# Making a Hefe with Sydney (potts hill plant) water



## Topher (25/9/14)

I'm gonna do a Hefe soon. But when I plugged the Sydney water numbers and the grain etc into ez water the mash ph is sky high. The salt additions required to bring it down seem like too much. It pushes some of the mineral levels over the recommended range.

I guess I can try and get some acid, but thought I'd check here first.
Has anyone made a Hefe or similar pale beer using similar water? 

I guess I want to know is firstly, is relying on the spreadsheet and the Sydney water pdf accurate enough? 
At what point do I stop making additions and start adding acid? Or Am I worried about nothing and should I just chuck the grains in with a fistful of gypsum?

I have ph strips (but I think they not very accurate), but no ph meter.


----------



## klangers (25/9/14)

Mate haven't done a hefe but have made a few pilsners with Sydney water - unadjusted. Worked out nicely. Sydney water really should be ideal for pale beers - the town of Pilsen after all had very clean water with little to no dissolved solids.


----------



## mckenry (25/9/14)

I think you might be making a mistake somewhere. Sydney water doesnt require much of anything to get a balanced water.

What do you have (for potts hill) and where are you trying to get to?

I use about 200g acidulated malt and small salt additions for a 50L batch.


----------



## Topher (25/9/14)

Thanks. That makes me feel better. I'll check and post the numbers later, but was saying expect a ph of over 6.


----------



## Blind Dog (25/9/14)

I use Sydney water filtered but otherwise generally unadjusted (or max 1 tsp of salts in 20L). Have brewed German hefes, American wheats, kolsch, pilsners and a heap of others with no worries. Mash ph is always spot on although I rarely bother testing anymore


----------



## Weizguy (29/9/14)

In Warner's "Wheat Beer" book, he notes that no water adjustments are required for a German wheat beer.

FWIW, I have never adjusted my water for a hefeweizen that I have brewed, and most often get favourable reviews from beer judges and lay-people alike.


----------



## mikk (30/9/14)

I've found 5ml lactic acid per 50L wort gets the pH to just under 5.6. Acidulated malt would be a better option. 

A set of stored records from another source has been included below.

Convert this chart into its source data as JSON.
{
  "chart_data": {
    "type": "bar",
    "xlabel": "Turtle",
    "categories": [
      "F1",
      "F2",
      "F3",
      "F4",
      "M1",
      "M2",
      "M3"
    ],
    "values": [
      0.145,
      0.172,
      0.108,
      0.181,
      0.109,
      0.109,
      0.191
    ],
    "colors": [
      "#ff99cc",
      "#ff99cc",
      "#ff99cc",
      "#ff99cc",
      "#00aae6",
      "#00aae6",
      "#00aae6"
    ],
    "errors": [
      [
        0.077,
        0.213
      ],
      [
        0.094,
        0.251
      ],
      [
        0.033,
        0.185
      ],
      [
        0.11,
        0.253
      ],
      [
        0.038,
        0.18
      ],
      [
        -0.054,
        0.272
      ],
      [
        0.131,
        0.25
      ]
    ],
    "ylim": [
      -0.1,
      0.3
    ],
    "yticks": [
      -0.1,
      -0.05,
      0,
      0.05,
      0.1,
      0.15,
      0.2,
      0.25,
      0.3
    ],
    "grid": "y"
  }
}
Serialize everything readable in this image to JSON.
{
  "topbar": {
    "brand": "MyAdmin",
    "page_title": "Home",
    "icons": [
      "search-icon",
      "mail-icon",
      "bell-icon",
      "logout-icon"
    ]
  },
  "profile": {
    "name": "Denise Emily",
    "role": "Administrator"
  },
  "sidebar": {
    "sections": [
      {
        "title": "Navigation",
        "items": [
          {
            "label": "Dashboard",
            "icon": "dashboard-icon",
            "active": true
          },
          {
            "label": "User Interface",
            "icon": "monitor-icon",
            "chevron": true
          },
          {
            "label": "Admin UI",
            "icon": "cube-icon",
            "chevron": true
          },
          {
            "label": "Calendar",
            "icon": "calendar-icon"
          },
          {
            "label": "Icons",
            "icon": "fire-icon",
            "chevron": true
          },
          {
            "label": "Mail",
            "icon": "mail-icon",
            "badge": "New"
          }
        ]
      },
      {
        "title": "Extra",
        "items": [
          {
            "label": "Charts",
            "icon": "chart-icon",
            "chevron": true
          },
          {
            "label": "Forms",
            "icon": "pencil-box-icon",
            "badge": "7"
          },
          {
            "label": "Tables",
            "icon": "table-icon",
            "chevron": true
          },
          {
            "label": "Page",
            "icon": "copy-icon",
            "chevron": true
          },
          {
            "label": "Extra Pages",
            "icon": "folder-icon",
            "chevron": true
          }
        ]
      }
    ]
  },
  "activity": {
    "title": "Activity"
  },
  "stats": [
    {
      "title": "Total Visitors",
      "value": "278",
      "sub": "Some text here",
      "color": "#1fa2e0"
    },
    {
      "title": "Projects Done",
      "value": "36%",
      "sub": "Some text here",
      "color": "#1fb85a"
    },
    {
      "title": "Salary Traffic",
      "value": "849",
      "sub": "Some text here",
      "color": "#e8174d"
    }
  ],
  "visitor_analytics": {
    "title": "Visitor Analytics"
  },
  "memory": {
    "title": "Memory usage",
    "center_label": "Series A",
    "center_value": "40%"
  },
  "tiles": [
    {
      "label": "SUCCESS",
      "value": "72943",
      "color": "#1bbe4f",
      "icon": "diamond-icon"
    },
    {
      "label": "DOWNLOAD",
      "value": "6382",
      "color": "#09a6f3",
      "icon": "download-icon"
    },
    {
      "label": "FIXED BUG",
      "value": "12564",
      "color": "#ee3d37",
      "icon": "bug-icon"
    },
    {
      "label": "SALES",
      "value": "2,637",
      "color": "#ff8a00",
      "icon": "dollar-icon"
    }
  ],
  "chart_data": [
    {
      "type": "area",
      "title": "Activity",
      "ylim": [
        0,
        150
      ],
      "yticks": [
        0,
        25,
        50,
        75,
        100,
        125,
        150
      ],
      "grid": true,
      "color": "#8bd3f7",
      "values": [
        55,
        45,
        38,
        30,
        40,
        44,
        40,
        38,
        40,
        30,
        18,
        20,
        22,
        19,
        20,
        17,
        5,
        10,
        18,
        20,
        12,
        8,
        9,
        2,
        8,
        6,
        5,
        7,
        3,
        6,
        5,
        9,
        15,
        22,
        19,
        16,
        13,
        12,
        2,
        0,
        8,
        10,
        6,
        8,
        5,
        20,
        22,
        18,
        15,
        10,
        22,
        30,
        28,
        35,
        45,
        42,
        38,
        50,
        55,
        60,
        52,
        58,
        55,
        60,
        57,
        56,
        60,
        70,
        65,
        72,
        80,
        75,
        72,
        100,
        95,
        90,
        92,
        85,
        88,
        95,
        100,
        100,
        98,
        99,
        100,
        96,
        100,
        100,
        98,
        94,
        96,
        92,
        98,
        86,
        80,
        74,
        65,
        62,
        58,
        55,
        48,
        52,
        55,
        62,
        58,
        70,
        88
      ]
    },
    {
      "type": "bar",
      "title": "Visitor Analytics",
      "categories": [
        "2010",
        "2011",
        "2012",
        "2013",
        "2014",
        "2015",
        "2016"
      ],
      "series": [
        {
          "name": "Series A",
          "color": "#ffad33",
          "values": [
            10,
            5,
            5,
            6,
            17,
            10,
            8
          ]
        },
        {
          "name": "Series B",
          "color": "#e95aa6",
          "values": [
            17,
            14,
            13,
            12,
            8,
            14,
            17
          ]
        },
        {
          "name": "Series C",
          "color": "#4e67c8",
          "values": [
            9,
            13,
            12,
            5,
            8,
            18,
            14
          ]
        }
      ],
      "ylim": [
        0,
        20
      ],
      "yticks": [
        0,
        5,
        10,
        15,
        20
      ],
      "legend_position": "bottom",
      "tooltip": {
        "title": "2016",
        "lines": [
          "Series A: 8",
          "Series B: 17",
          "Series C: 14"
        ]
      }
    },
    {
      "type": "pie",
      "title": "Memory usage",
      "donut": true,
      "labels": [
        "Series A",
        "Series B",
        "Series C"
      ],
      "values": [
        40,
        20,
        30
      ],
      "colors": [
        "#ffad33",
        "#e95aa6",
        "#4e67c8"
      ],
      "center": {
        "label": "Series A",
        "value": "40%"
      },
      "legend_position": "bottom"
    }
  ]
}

A hefe with 50:50 pils/wheat with salt additions to get the minerals at optimum with Sydney water will result in mash pH being too high, or at least higher than optimum.


----------



## kaiserben (22/10/15)

Found this topic when seeking answers to the same question as the OP.

I'm just preparing for my first hefeweizen. 

EZ Water suggesting mash pH at room temp would be 5.87. 

Subbing in 140g (2.9% of total wort) of acidulated malt brings that pH down to 5.60. (I plan on adding the acidulated malt separately, once the mash temp reaches 63C). 



Les the Weizguy said:


> FWIW, I have never adjusted my water for a hefeweizen that I have brewed, and most often get favourable reviews from beer judges and lay-people alike.


Does that mean no acidulated malt either?


----------



## Topher (23/10/15)

FWIW my last few hefes have been great. But the efficiency is always crap. Gonna have to try the acidilated next.


----------



## Weizguy (23/10/15)

kaiserben said:


> Found this topic when seeking answers to the same question as the OP.
> 
> I'm just preparing for my first hefeweizen.
> 
> ...


I'll quote from Warner as soon as I can


----------



## Weizguy (23/10/15)

Quoted from Warner (without permission):

"The brewing water used for German style wheat beers can be soft, hard, or anything in between. The variation is great among the wheat beer breweries in Germany - some use water with a hardness of almost 450 ppm CaCO3 while others use water as low as 50 ppm. The alkalinities of these waters are also quite diverse, but even a high carbonate hardness in water will have a less negative effect in a Weissbier than on a light lager. Top-fermenting yeasts are not as sensitive as are lager yeasts to wort pH, and the pH of a top-fermenting beer will plummet to 4.0 to 4.1 regardless of the pH of the cast-out wort."

That appears to be the sum total that I can find after scouring the book for about 45 minutes. I thought that the book mentioned that wherever Weissbier was brewed, the available water was used as is, but blowed if I can find it tonight.

Les


----------